ExactApply will be available beginning in June 2017 for John Deere 4 Series Sprayers.

AutoTrac. Deere offers two more options for keeping sprayer tires between rows. AutoTrac RowSense uses a familiar touch system, much like guidance systems used on combines. A sensor paddle installed on a sprayer wheel communicates with the machine's auto guidance system to keep the sprayer between the rows. RowSense is approved for corn and best used when crops are at least 4 feet high.

AutoTrac Vision is for earlier season applications. It uses a camera to detect crops that are at least 6 inches tall until they are almost canopied. Like AutoTrac RowSense, it "talks" to the sprayer's auto guidance system to keep the machine's tire centered in the row.

Both systems reduce crop damage, enable the operator to run confidently at higher speeds with little manual steering and help lower driver fatigue.
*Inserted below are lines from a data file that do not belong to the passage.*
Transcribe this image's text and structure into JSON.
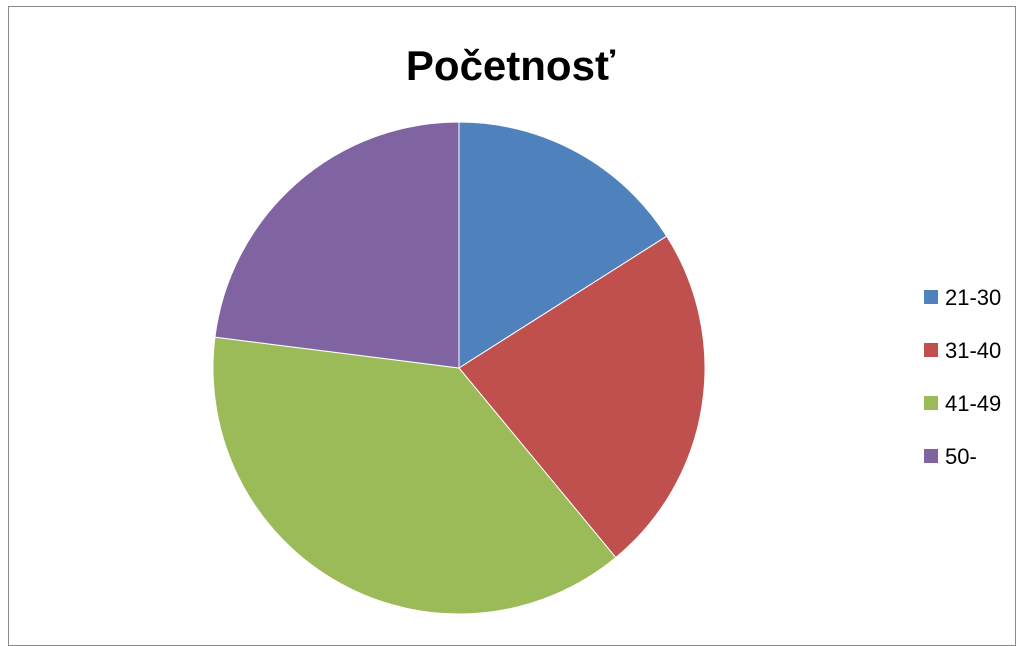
{
  "chart_data": {
    "type": "pie",
    "title": "Početnosť",
    "categories": [
      "21-30",
      "31-40",
      "41-49",
      "50-"
    ],
    "values": [
      16,
      23,
      38,
      23
    ],
    "start_angle_deg": 0,
    "direction": "clockwise",
    "colors": [
      "#4F81BD",
      "#C0504D",
      "#9BBB59",
      "#8064A2"
    ],
    "legend_position": "right"
  }
}
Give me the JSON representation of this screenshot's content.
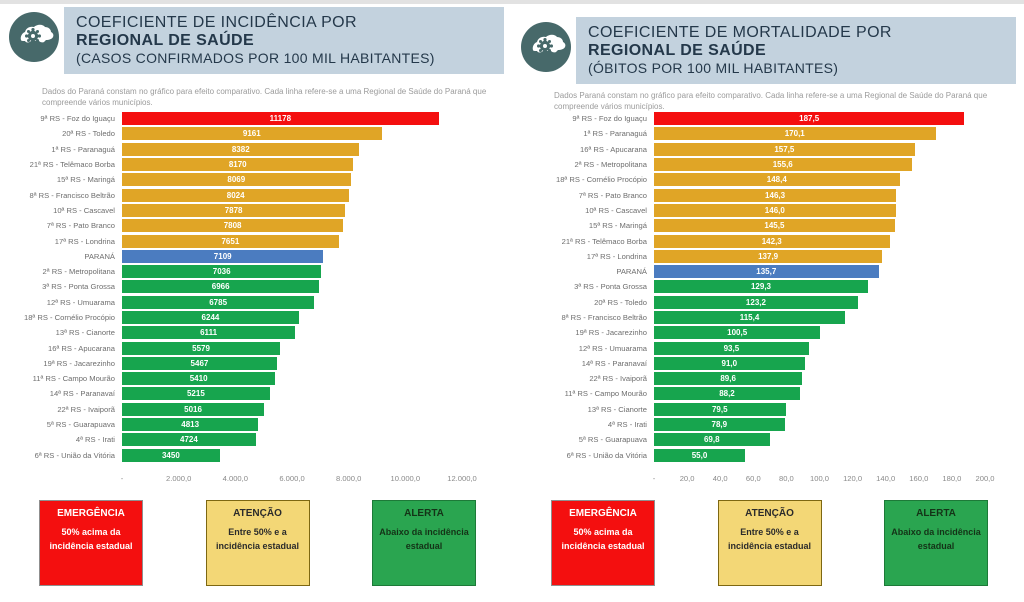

AutoTrac RowSense and AutoTracVision are available as kits on John Deere 4 Series sprayers.

Carbon Fiber Booms. Deere is testing carbon fiber technology with an Argentine company and may eventually bring carbon fiber/Kevlar booms to North America. King Agro has sold carbon fiber booms in Brazil for about 6 years. Widths run from 100 to 150 feet.

Though not yet available in the U.S., King Agro boasts its booms are 5.5 times lighter than steel, do not corrode and are easy to repair. Advantages include less compaction and a longer product life.